Pour cette première collaboration à ce blog, je me suis donc précipité chez Joseph Gibert, où l'on peut acquérir d'occasion pour une dizaine d'euros chaque saison de cette série diffusée sur le réseau Fox entre 2005 et 2009.

Commençons par enfoncer quelques portes ouvertes. D'abord, c'est facile, et en plus ça ne fait pas mal à l'épaule. Si comme moi vous n'aviez pas eu l'occasion de voir ce feuilleton lors de sa première diffusion en France, vous serez forcément conquis par le mode narratif typiquement addictif, qui oblige pratiquement à voir au moins trois ou quatre épisodes à la suite avant de tomber sur un passage suffisamment calme pour pouvoir appuyer sur le bouton stop du lecteur de DVD. La première saison, qui est certainement la meilleure, nous fait rencontrer les personnages un par un au fur et à mesure de leur apparition et donc du rôle qu'ils vont jouer dans cette évasion spectaculaire. A l'origine de l'histoire, le frère d'un condamné à mort se fait emprisonner pour le faire évader avant la date fatidique. Les scénaristes ont visiblement planché pour que tout le monde y trouve son compte.
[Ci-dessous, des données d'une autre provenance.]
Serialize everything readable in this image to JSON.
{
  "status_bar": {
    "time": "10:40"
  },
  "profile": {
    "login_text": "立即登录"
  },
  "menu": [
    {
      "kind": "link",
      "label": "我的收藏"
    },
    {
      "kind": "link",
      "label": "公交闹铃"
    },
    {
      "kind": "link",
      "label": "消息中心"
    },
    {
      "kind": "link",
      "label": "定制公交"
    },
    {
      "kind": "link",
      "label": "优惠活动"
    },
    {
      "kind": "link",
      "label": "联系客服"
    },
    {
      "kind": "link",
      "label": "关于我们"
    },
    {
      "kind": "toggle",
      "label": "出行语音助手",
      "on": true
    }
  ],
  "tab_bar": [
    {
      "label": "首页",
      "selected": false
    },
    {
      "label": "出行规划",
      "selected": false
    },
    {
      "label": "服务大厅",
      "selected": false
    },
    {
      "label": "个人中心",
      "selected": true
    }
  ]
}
Si on devait jouer au jeu des 7 familles des détenus de la prison de haute sécurité de Fox River, on noterait les bellâtres pour ces demoiselles, les minorités au crâne rasé et au coeur tendre, les matons corrompus à gros bras, le personnel soignant (et charmant) du pénitencier, et l'inévitable tueur en série, totalement déjanté. Mélangez les cartes, distribuez et roulez jeunesse !

La série est décomposée en 4 parties bien distinctes correspondant chacune à une saison.
1. L'évasion du pénitencier
2. La cavale
3. Nouvel emprisonnement et évasion d'un pénitencier sud-américain
4. La vengeance
Normalement, il y aurait dû y avoir des suites qui se sont résumées à deux petits épisodes vendus séparément.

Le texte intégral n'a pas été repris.